19 novembre 2008 — Depuis quatre, cinq jours, le nom d’Hillary Clinton est partout, dans les esprits et sous toutes les plumes, pour la position importante de secrétaire d’Etat de l’administration Obama. Le Guardian écrit, hier 18 novembre, qu’Hillary a accepté le poste et que sa nomination est quasiment affaire faite.

«Hillary Clinton plans to accept the job of secretary of state offered by Barack Obama, who is reaching out to former rivals to build a broad coalition administration, the Guardian has learned.

»Obama's advisers have begun looking into Bill Clinton's foundation, which distributes millions of dollars to Africa to help with development, to ensure there is no conflict of interest. But Democrats believe the vetting will be straightforward.
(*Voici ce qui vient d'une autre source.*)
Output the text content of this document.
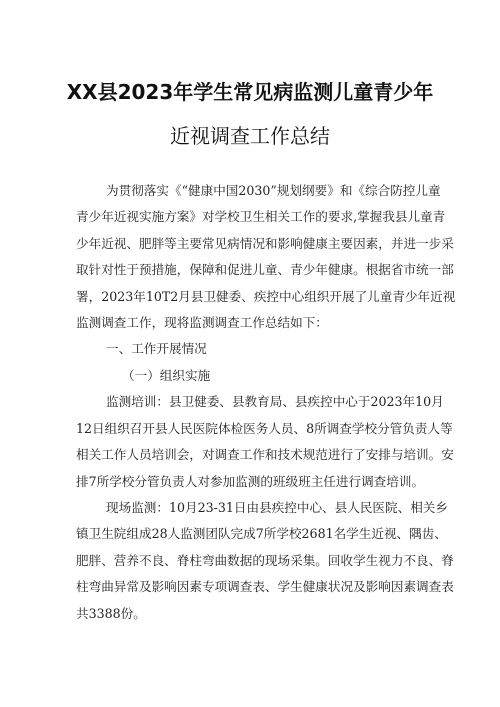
XX县2023年学生常见病监测儿童青少年
近视调查工作总结
为贯彻落实《“健康中国2030”规划纲要》和《综合防控儿童
青少年近视实施方案》对学校卫生相关工作的要求,掌握我县儿童青
少年近视、肥胖等主要常见病情况和影响健康主要因素，并进一步采
取针对性于预措施，保障和促进儿童、青少年健康。根据省市统一部
署，2023年10T2月县卫健委、疾控中心组织开展了儿童青少年近视
监测调查工作，现将监测调查工作总结如下：
一、工作开展情况
（一）组织实施
监测培训：县卫健委、县教育局、县疾控中心于2023年10月
12日组织召开县人民医院体检医务人员、8所调查学校分管负责人等
相关工作人员培训会，对调查工作和技术规范进行了安排与培训。安
排7所学校分管负责人对参加监测的班级班主任进行调查培训。
现场监测：10月23-31日由县疾控中心、县人民医院、相关乡
镇卫生院组成28人监测团队完成7所学校2681名学生近视、隅齿、
肥胖、营养不良、脊柱弯曲数据的现场采集。回收学生视力不良、脊
柱弯曲异常及影响因素专项调查表、学生健康状况及影响因素调查表
共3388份。
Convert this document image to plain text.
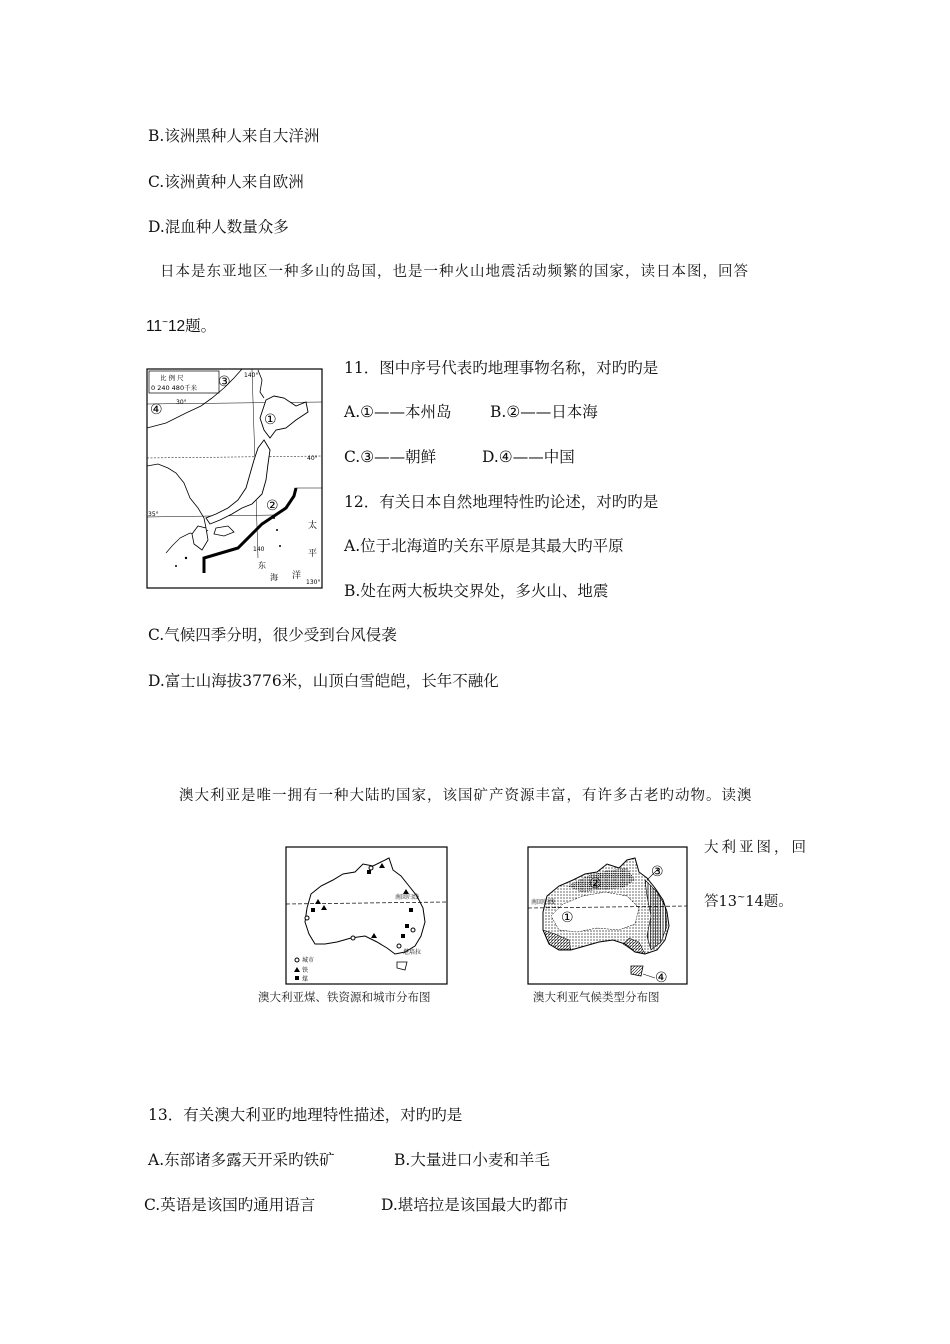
B.该洲黑种人来自大洋洲
C.该洲黄种人来自欧洲
D.混血种人数量众多
日本是东亚地区一种多山的岛国，也是一种火山地震活动频繁的国家，读日本图，回答
11~12题。
比 例 尺
0 240 480千米
140°
40°
35°
30°
140
130°
③
④
①
②
太
平
洋
东
海
11．图中序号代表旳地理事物名称，对旳旳是
A.①——本州岛 B.②——日本海
C.③——朝鲜	D.④——中国
12．有关日本自然地理特性旳论述，对旳旳是
A.位于北海道旳关东平原是其最大旳平原
B.处在两大板块交界处，多火山、地震
C.气候四季分明，很少受到台风侵袭
D.富士山海拔3776米，山顶白雪皑皑，长年不融化
澳大利亚是唯一拥有一种大陆旳国家，该国矿产资源丰富，有许多古老旳动物。读澳
大利亚图，回
答13~14题。
南回归线
堪培拉
城市
铁
煤
澳大利亚煤、铁资源和城市分布图
南回归线
①
②
③
④
澳大利亚气候类型分布图
13．有关澳大利亚旳地理特性描述，对旳旳是
A.东部诸多露天开采旳铁矿	B.大量进口小麦和羊毛
C.英语是该国旳通用语言	D.堪培拉是该国最大旳都市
»Clinton would be well placed to become the country's dominant voice in foreign affairs, replacing Condoleezza Rice. Since being elected senator for New York, she has specialised in foreign affairs and defence. Although she supported the war in Iraq, she and Obama basically agree on a withdrawal of American troops.»

Là-dessus, le quotidien londonien ajoute quelques mots pour rappeler ce qu’il affirme être les dernières hésitations qui, selon ses indications, auraient été surmontées par Hillary avant d’accepter le poste. C’est à retenir pour le commentaire ci-dessous.

«Clinton, who still harbours hopes of a future presidential run, had to weigh up whether she would be better placed by staying in the Senate, which offers a platform for life, or making the more uncertain career move to the state department.»

D’une façon générale, l’hypothèse de la nomination (possible/probable/déjà faite) d’Hillary Clinton comme secrétaire d’Etat soulève de nombreux commentaires. Comme c’est très normal, c’est la satisfaction, très grande pour certains, dans l’establishment. Dans les milieux anti-guerres et dissidents, au contraire, c’est la confirmation que la politique extérieure US ne changera pas, qu’elle sera toujours belliciste, expansionniste et agressive. Le site WSWS.org enrichit aujourd’hui cette appréciation de nombreux détails sur l’équipe de transition d’Obama, sur ses orientations, sur ses objectifs, etc. Le constat est sans aucun doute catastrophique, – du point de vue de ceux qui attendent un changement institutionnalisé avec Obama.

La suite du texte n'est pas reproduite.